Corday isn’t what you might expect. She is articulate, insightful, and completely characteristic of someone who has a Master’s degree in English. She ushers us into the Mitchell Brothers’ O’Farrell Theater and gives us an absolutely sensational expose about the colorful San Francisco counterculture of sex in the 80s, just before AIDS exploded onto the scene.

Corday danced at the O’Farrell Theater during a time when this underground venue of live sex entered into the limelight and attracted mainstream celebrities, politicians and journalists. She was the girlfriend of Artie Mitchell and a close friend of gonzo journalist Hunter S. Thompson. She was in three of the Mitchell Brothers’ films and is the only female involved in this core group to bring the public her insight about Jim Mitchell’s motives for shooting his brother Artie. She also shows us an enduring and realistic love story.

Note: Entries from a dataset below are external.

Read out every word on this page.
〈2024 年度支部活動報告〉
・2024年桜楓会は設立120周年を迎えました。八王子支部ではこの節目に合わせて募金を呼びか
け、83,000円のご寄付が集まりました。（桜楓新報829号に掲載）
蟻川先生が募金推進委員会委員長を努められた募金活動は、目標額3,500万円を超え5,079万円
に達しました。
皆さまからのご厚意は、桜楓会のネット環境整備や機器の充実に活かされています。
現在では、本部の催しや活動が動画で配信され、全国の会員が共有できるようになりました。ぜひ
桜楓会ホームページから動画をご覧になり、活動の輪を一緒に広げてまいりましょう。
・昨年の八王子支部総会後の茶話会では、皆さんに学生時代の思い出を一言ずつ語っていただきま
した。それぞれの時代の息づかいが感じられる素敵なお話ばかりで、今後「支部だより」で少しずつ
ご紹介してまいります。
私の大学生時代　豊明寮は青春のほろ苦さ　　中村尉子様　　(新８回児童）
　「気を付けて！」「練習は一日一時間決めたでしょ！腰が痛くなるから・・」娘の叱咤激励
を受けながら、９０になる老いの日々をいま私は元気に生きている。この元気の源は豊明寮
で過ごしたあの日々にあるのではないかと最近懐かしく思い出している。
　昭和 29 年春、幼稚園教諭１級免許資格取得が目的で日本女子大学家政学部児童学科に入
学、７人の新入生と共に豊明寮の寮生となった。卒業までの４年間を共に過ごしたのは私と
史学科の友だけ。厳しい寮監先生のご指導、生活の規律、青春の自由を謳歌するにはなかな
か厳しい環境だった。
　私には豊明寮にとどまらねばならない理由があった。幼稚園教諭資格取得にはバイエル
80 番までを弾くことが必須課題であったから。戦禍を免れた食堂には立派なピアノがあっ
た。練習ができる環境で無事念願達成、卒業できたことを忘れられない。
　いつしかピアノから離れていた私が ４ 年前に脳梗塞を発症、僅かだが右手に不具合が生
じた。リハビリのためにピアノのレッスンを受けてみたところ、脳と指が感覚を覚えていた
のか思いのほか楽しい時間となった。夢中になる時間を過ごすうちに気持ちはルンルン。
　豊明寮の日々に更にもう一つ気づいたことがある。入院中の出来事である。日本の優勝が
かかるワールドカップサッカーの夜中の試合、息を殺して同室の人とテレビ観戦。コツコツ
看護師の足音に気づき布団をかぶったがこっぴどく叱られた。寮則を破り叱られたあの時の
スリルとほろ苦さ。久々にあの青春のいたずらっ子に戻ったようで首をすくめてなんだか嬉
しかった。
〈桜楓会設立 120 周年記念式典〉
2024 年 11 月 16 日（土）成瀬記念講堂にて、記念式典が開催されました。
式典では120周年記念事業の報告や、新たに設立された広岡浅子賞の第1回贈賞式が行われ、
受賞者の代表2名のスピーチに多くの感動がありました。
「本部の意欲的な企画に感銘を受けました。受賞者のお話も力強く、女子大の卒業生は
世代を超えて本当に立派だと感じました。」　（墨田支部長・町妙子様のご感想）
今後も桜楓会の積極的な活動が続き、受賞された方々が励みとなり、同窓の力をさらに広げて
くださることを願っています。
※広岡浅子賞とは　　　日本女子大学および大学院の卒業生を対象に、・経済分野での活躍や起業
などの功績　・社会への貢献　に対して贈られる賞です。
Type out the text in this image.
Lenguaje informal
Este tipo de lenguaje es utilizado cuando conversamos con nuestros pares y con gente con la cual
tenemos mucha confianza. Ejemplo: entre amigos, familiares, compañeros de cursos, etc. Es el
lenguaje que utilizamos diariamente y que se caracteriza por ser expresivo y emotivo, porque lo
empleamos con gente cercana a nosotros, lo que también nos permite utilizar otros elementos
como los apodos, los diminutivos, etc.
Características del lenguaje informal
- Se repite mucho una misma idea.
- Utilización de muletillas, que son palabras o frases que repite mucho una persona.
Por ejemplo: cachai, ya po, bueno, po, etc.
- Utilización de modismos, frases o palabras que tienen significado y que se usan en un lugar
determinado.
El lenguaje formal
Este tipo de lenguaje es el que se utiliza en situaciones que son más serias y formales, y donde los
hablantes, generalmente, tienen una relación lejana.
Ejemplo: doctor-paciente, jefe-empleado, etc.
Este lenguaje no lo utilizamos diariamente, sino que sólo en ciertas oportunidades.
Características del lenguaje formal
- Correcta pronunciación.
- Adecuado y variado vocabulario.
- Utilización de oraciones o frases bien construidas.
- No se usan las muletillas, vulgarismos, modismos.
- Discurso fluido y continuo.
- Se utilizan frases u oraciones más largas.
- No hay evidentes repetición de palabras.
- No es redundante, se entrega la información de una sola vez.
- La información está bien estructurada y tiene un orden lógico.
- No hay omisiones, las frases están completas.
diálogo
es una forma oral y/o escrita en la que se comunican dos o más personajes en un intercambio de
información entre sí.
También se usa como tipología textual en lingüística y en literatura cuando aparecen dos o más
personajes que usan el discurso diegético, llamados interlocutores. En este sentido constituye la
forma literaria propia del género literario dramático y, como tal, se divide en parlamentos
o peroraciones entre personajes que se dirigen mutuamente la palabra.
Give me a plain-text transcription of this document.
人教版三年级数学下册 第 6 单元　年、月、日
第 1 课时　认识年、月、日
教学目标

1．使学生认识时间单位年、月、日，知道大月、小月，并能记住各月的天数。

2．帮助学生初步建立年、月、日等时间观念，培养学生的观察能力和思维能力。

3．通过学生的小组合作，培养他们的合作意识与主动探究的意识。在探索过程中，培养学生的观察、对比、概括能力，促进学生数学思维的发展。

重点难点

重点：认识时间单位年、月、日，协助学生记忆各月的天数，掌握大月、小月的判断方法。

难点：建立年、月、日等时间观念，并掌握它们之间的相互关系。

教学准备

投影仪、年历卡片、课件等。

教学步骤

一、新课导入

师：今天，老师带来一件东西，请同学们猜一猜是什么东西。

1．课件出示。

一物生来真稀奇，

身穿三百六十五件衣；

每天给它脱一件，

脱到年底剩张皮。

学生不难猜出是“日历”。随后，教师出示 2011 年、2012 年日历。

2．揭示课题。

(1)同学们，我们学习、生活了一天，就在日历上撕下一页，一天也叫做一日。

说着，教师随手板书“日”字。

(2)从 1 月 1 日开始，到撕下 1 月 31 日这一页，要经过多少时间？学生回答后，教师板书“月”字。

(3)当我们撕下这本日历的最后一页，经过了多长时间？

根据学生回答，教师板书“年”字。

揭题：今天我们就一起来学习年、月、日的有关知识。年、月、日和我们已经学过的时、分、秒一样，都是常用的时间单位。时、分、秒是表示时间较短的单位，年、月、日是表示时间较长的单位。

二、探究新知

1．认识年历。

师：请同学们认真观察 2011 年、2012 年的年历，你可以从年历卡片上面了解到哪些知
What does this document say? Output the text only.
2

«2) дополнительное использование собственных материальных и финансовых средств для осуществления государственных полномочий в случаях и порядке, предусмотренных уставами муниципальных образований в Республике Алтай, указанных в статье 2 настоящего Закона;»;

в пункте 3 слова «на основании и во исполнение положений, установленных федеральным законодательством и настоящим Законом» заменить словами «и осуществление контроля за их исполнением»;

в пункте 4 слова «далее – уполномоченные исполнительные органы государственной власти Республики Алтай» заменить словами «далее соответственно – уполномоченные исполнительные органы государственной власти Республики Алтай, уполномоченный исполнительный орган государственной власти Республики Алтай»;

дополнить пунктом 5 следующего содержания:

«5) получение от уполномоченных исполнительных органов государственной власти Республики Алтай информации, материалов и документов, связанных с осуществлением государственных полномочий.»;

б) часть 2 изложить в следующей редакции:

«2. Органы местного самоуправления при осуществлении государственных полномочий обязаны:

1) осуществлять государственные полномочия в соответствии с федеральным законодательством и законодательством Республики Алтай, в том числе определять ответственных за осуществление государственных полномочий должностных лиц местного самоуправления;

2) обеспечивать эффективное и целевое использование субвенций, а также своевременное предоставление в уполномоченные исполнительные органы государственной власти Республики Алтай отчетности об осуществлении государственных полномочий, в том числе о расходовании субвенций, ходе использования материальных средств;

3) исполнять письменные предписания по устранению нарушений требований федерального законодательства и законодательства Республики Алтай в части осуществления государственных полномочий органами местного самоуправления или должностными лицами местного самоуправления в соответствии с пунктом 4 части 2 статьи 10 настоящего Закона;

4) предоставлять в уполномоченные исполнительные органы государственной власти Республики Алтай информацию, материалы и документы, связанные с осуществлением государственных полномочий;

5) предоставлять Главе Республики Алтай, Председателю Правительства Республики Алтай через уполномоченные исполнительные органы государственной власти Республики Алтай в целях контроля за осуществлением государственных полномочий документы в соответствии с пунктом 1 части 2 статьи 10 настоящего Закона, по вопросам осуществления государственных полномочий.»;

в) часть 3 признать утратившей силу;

Intrigued yet? I know I am. You can check out more details about the book on Corday’s website and read free chapters while you’re there. I’ve already read the excerpts and I’m eager to read the rest. I love her use of language, her intelligent phraseology and her ability to conjure visual details. Most of all, I love the idea of being able to see this usually male-dominated world through the eyes of a woman.